A resposta, porém, não me satisfaz e insisto: não é possível que na adolescência esse nome não tenha lhe causado problemas, Hitler. “Bah, que nada!”, diz ele, rindo, para depois emendar sabiamente: “Nunca me senti inferior por causa do meu nome. Afinal, não tenho como controlar o pensamento dos outros. Se alguém quiser usar para me diminuir, para me depreciar, paciência. Não vou me afetar por isso”.

Hitler conta que chegou até a fazer uma viagem de mochilão pela Europa, tendo a Alemanha incluída no roteiro, sem ser importunado por causa do curioso nome. As coisas só começaram a complicar para o homônimo do austríaco de bigodinho ridículo & encarnação da maldade depois que ele começou a usar as redes sociais.

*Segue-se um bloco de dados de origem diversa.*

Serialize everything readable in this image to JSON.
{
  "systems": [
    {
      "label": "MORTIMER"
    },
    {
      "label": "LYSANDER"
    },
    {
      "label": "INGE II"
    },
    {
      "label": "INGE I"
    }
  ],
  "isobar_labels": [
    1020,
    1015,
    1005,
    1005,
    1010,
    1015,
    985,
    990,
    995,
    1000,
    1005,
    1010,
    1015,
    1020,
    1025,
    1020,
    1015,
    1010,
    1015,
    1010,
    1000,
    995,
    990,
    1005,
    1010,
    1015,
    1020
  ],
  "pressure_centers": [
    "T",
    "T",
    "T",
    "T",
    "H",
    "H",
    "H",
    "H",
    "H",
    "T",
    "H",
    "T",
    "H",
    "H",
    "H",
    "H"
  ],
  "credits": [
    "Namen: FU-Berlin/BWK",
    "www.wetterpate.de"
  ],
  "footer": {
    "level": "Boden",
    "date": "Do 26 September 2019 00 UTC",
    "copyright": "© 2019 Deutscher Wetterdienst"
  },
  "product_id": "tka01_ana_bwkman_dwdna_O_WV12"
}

Mais liberal que de direita

“Nas redes sociais já enfrentei muita dificuldade. O Instagram demorou dois anos para verificar minha conta. Antes disso, sempre saía do ar”, diz. Mas isso já era de se esperar, porque o algoritmo é burro, desalmado e principalmente despreparado para os caprichos, as coincidências e as esquisitices da vida real. Como, por exemplo, alguém dar ao filho o nome de Hitler por causa da sonoridade.

E tudo estava indo bem, até Hitler entrar para a política. Aí a esquerda não perdoou e continua não perdoando a coincidência do nome. Hitler conseguiu se eleger vereador, é bem verdade, mas durante a corrida pelo Executivo a coisa mudou um bocado. “O pessoal dizia: ‘Bah, mas tu não vai querer votar num Hitler pra prefeito, né? Ele representa o nazismo”, conta ele, que se identifica “mais como um liberal do que alguém de direita”. E aí é aquela coisa para alguém que carrega um nome tão cheio de, digamos, bagagem: “Se alguém falar que sou nazista, não poderei me defender”.

Um novo nome para Hitler

Por isso e por causa da filhinha de pouco mais de um ano, pela primeira vez na vida Hitler diz que está cogitando seriamente mudar de nome. “Até ser pai, nunca pensei em mudar o meu nome. Mas não quero que a minha filha, que talvez não saiba lidar com a agressividade dos outros, tenha que responder a perguntas do tipo ‘Por que seu pai é nazista?’ Não quero que ela carregue esse peso”, diz. E é compreensível e é até emocionante, porque nem todos os pais estão dispostos a abdicar do nome, da sua identidade, para proteger a filha de um mundo perverso.

Hitler, porém, não pretende se tornar apenas Kléber Pederssetti. Na verdade, a ideia de trocar de nome ainda não virou decisão, muito menos plano. É algo que ainda está no reino das boas intenções, por isso Hitler ainda não sabe que nome adotará. Só espero que ele não se decida por Josef, Benito, Fidel, Nicolás, Luiz Inácio nem Alexandre. “Muito obrigado, Hitler. Foi um prazer falar com o senhor”, encerro a conversa. E foi mesmo.